Seorang tentara menghentikan sebuah kendaraan di pos pemeriksaan
militer di Jolo, Sulu, Filipina selatan, Kamis (25/9). Militan terkait
Al Qaeda di FIlipina selatan mengancam akan membunuh dua tawanan Jerman
yang mereka culik bulan April lalu apabila Jerman tidak menghentikan
dukungannya kepada Amerika Serikat dalam melawan militan Negara Islam,
kata badan pemantau SITE. (REUTERS/Stringer)
Manila (CB) - Pasukan Amerika Serikat memainkan peran
sangat penting dalam serangan gagal terhadap pemberontak Moro di
Filipina, yang menewaskan 44 personel polisi khusus, kata laporan Senat,
yang disiarkan pada Selasa.
Serangan itu, yang dikenal setempat dengan nama Oplan Exodus,
menenggelamkan pemerintah Presiden Benigno Aquino ke dalam kemelut dan
merusak upaya mengakhiri puluhan tahun pemberontakan Moro, lapor AFP.

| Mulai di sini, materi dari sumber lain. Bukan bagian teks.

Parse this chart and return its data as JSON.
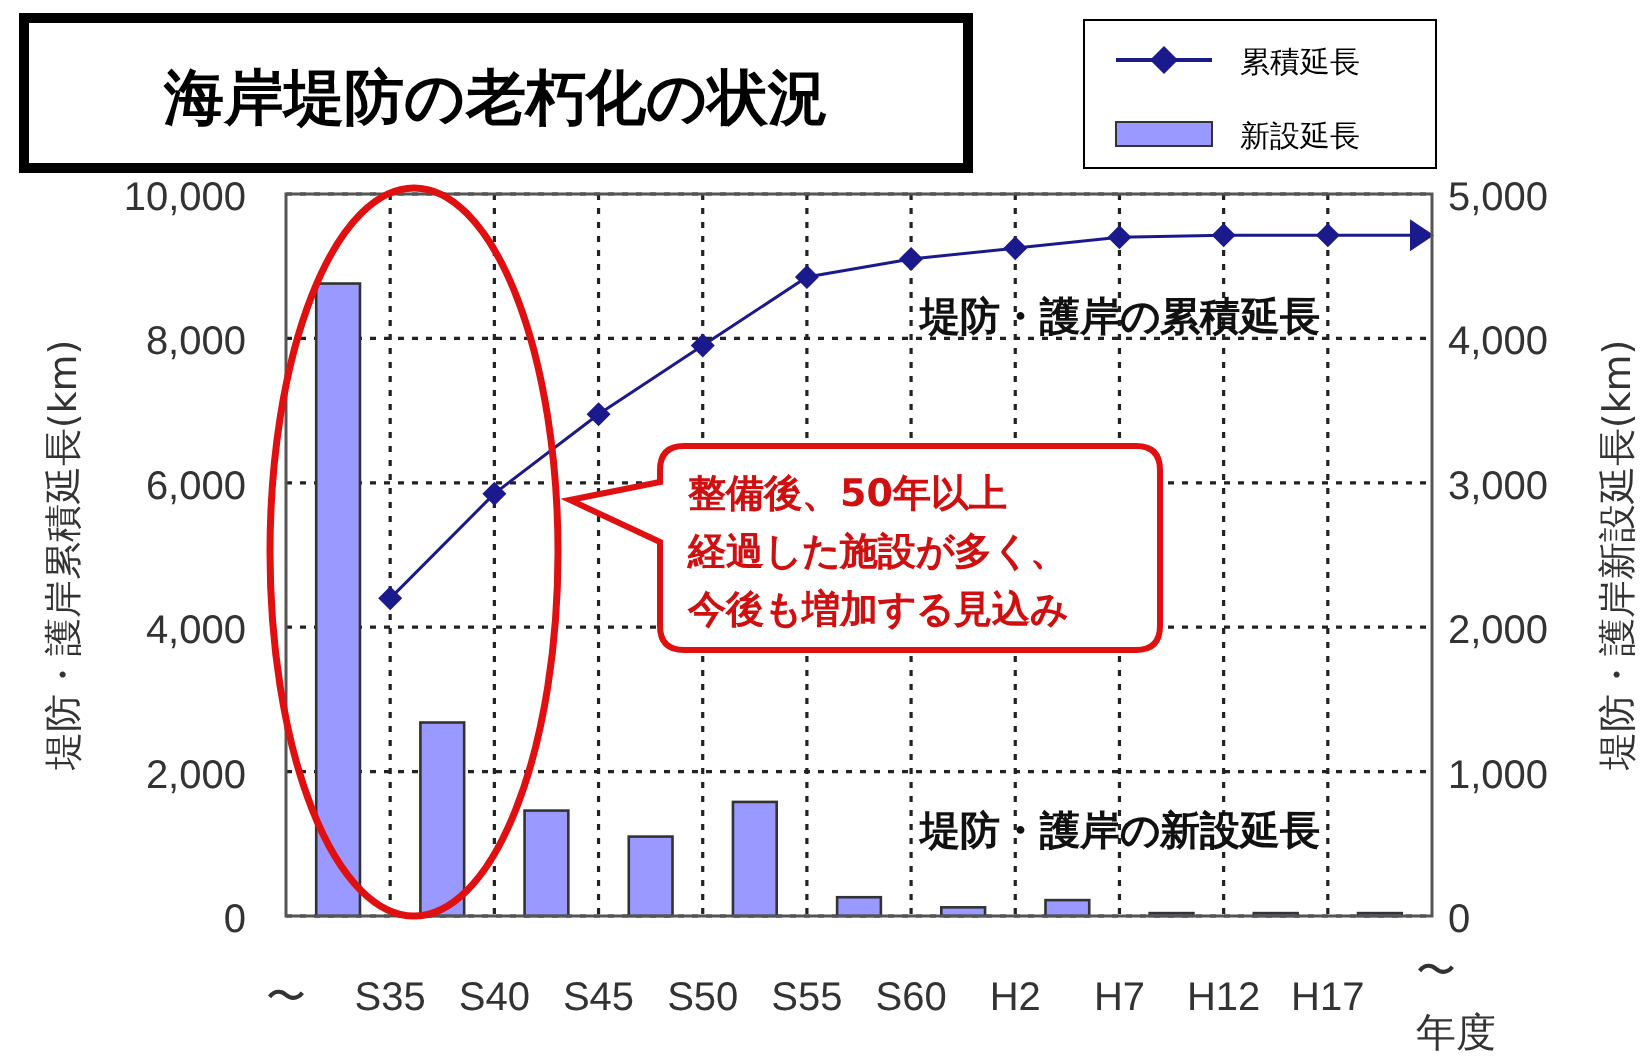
{
  "chart_data": {
    "type": "bar",
    "title": "海岸堤防の老朽化の状況",
    "categories": [
      "〜",
      null,
      "S35",
      null,
      "S40",
      null,
      "S45",
      null,
      "S50",
      null,
      "S55",
      null,
      "S60",
      null,
      "H2",
      null,
      "H7",
      null,
      "H12",
      null,
      "H17",
      null,
      "〜"
    ],
    "series": [
      {
        "name": "累積延長",
        "type": "line",
        "color": "#1a1a8c",
        "marker": "diamond",
        "values": [
          null,
          null,
          4400,
          null,
          5850,
          null,
          6950,
          null,
          7900,
          null,
          8850,
          null,
          9100,
          null,
          9250,
          null,
          9400,
          null,
          9430,
          null,
          9430,
          null,
          null
        ]
      },
      {
        "name": "新設延長",
        "axis": "y2",
        "color": "#9999ff",
        "values": [
          null,
          4380,
          null,
          1340,
          null,
          730,
          null,
          550,
          null,
          790,
          null,
          130,
          null,
          60,
          null,
          110,
          null,
          20,
          null,
          20,
          null,
          20,
          null
        ]
      }
    ],
    "ylabel": "堤防・護岸累積延長(km)",
    "y2label": "堤防・護岸新設延長(km)",
    "xlabel": "年度",
    "ylim": [
      0,
      10000
    ],
    "yticks": [
      {
        "value": 0,
        "label": "0"
      },
      {
        "value": 2000,
        "label": "2,000"
      },
      {
        "value": 4000,
        "label": "4,000"
      },
      {
        "value": 6000,
        "label": "6,000"
      },
      {
        "value": 8000,
        "label": "8,000"
      },
      {
        "value": 10000,
        "label": "10,000"
      }
    ],
    "y2lim": [
      0,
      5000
    ],
    "y2ticks": [
      {
        "value": 0,
        "label": "0"
      },
      {
        "value": 1000,
        "label": "1,000"
      },
      {
        "value": 2000,
        "label": "2,000"
      },
      {
        "value": 3000,
        "label": "3,000"
      },
      {
        "value": 4000,
        "label": "4,000"
      },
      {
        "value": 5000,
        "label": "5,000"
      }
    ],
    "annotations": [
      "堤防・護岸の累積延長",
      "堤防・護岸の新設延長",
      "整備後、50年以上",
      "経過した施設が多く、",
      "今後も増加する見込み"
    ],
    "grid": true,
    "legend": "top right"
  }
}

"Tentara Amerika Serikat memainkan peran dalam pelatihan sebelum, dan
pemantauan, gerakan itu," kata Senator Grace Poe kepada wartawan saat
menyiarkan temuan penyelidikan panitia atas serangan pada 25 Januari
tersebut.
"Panitia itu mendapati Amerika Serikat secara hakiki terlibat dalam
keseluruhan Oplan Exodus. Mereka menyediakan peralatan, pelatihan dan
sandi," katanya.
Oplan Exodus berusaha menangkap atau membunuh dua orang dalam daftar
"teroris" paling dicari pemerintah Amerika Serikat, yang tinggal di
antara pemberontak Moro di masyarakat petani Filipina selatan.

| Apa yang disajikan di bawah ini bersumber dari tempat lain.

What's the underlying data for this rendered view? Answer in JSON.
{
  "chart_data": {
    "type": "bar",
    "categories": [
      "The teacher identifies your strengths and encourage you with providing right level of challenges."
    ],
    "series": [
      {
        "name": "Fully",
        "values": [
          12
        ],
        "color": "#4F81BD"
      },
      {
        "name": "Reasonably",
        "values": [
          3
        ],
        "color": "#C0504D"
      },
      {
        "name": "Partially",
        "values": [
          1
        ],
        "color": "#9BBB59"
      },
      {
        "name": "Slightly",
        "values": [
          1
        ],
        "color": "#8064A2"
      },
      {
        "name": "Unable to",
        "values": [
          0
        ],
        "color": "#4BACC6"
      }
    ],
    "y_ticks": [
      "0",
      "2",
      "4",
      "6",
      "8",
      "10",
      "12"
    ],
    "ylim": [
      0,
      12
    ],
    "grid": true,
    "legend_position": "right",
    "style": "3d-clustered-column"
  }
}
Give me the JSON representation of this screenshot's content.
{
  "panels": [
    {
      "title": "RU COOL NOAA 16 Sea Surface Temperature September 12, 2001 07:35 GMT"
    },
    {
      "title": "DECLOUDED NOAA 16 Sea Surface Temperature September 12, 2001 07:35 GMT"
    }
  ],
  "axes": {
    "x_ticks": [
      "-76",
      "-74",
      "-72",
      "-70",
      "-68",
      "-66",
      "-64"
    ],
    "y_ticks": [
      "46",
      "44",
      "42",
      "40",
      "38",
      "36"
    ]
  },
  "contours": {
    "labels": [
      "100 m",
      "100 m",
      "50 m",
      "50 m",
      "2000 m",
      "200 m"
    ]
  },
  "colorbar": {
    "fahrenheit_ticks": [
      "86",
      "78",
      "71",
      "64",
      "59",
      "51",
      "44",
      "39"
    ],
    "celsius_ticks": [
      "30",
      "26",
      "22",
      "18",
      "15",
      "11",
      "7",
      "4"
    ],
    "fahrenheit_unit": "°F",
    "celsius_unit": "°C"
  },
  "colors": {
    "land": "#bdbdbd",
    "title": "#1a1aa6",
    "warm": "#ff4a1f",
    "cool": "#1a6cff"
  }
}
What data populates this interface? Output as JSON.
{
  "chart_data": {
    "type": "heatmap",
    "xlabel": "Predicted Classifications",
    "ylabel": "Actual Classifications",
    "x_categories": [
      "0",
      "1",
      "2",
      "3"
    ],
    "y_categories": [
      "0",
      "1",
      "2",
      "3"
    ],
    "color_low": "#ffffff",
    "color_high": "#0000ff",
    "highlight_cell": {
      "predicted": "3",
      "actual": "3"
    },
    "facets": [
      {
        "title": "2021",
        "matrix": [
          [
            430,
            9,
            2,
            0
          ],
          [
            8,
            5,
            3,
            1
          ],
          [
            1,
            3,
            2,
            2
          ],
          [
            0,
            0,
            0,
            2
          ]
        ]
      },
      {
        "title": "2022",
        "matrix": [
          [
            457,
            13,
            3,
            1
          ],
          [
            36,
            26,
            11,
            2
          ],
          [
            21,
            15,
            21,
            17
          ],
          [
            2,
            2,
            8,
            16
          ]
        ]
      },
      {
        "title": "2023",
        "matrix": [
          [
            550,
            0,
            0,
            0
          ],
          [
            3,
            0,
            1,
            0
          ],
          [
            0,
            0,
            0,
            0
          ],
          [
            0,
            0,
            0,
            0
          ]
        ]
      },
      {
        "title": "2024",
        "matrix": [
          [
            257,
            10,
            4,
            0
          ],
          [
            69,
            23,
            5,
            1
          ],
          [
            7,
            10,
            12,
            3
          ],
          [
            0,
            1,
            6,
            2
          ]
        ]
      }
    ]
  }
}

Salah satu orang itu, Zulkifli bin Hir asal Malaysia, dilaporkan tewas,
tapi yang lain, warga Filipina Abdul Basit Usman, lolos saat pemberontak
mengepung polisi khusus tersebut dan menewaskan 44 dari mereka.
Penyelidikan polisi sebelumnya menguraikan banyak kesalahan, yang mengarah ke pembantaian pasukan khusus tersebut.

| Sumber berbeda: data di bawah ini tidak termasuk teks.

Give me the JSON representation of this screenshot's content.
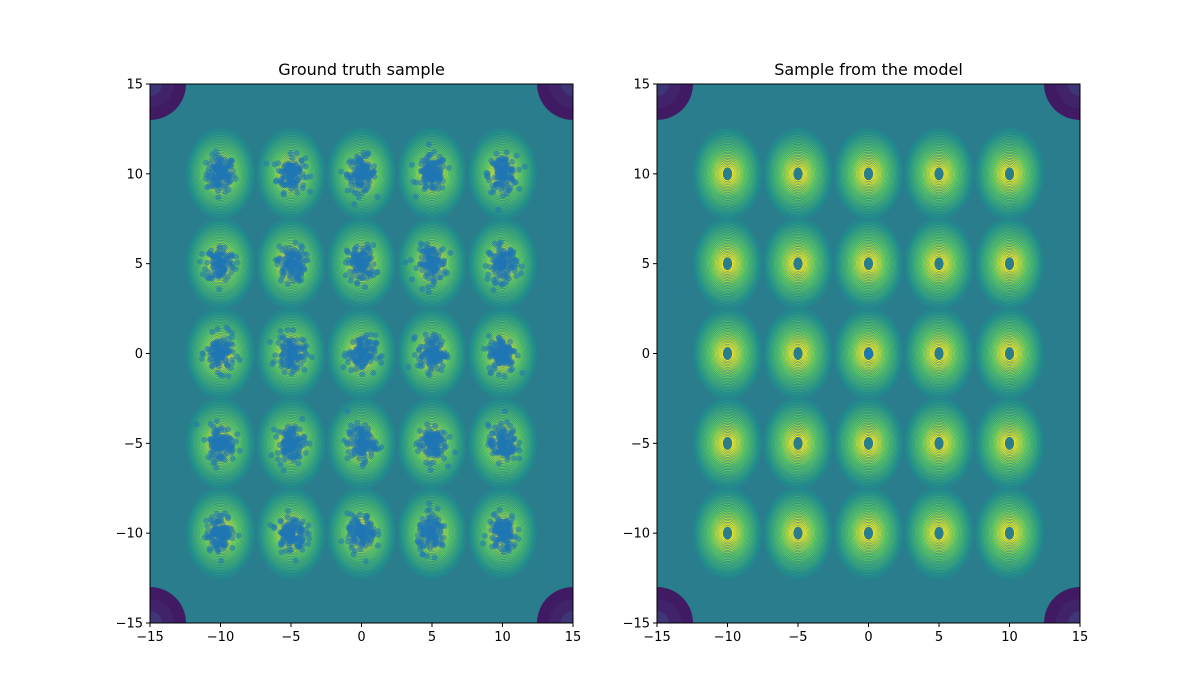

Laporan Senat itu menyatakan Aquino harus bertanggung jawab atas
kematian tersebut, tapi juga mengangkat masalah pertanggungjawaban
Amerika Serikat, sekutu lama ketentaraan Filipina, yang menolak
mengumumkan perannya dalam gerakan tersebut.
Tiga orang Amerika Serikat tidak disebutkan namanya dibawa ke markas
brigade tentara setempat selama gerakan itu, yang menciptakan ketegangan
pada saat genting dengan komandan tentara Filipina, kata laporan Senat.
"Salah satu orang Amerika Serikat itu memerintahkan Mayor Jenderal
Edmundo Pangilinan menembakkan senjata berat," kata laporan tersebut.
"Tapi, Pangilinan menolak dan mengatakan kepadanya, Jangan mendikte yang harus saya lakukan. Saya komandan di sini," katanya.
Juru bicara kedutaan Amerika Serikat di Manila tidak menanggapi permintaan pendapat tentang laporan Senat itu.
Amerika Serikat memberikan pelatihan dan sandi tentara kepada Filipina dalam upaya "kontra-terorisme"-nya.
Menurut ketentuan persekutuan, pasukan AS tidak diizinkan terlibat dalam pertempuran.
Poe menyatakan tidak ada bukti bahwa Amerika Serikat terlibat dalam
pertempuran, tapi ada kekhawatiran bahwa pengaruh Washington atas
Kepolisian Negara Filipina (PNP) terlalu kuat.
"Itu menimbulkan pertanyaan apakah kepemimpinan PNP masuk dalam gerakan
berbahaya seperti itu tanpa dukungan Amerika Serikat," katanya.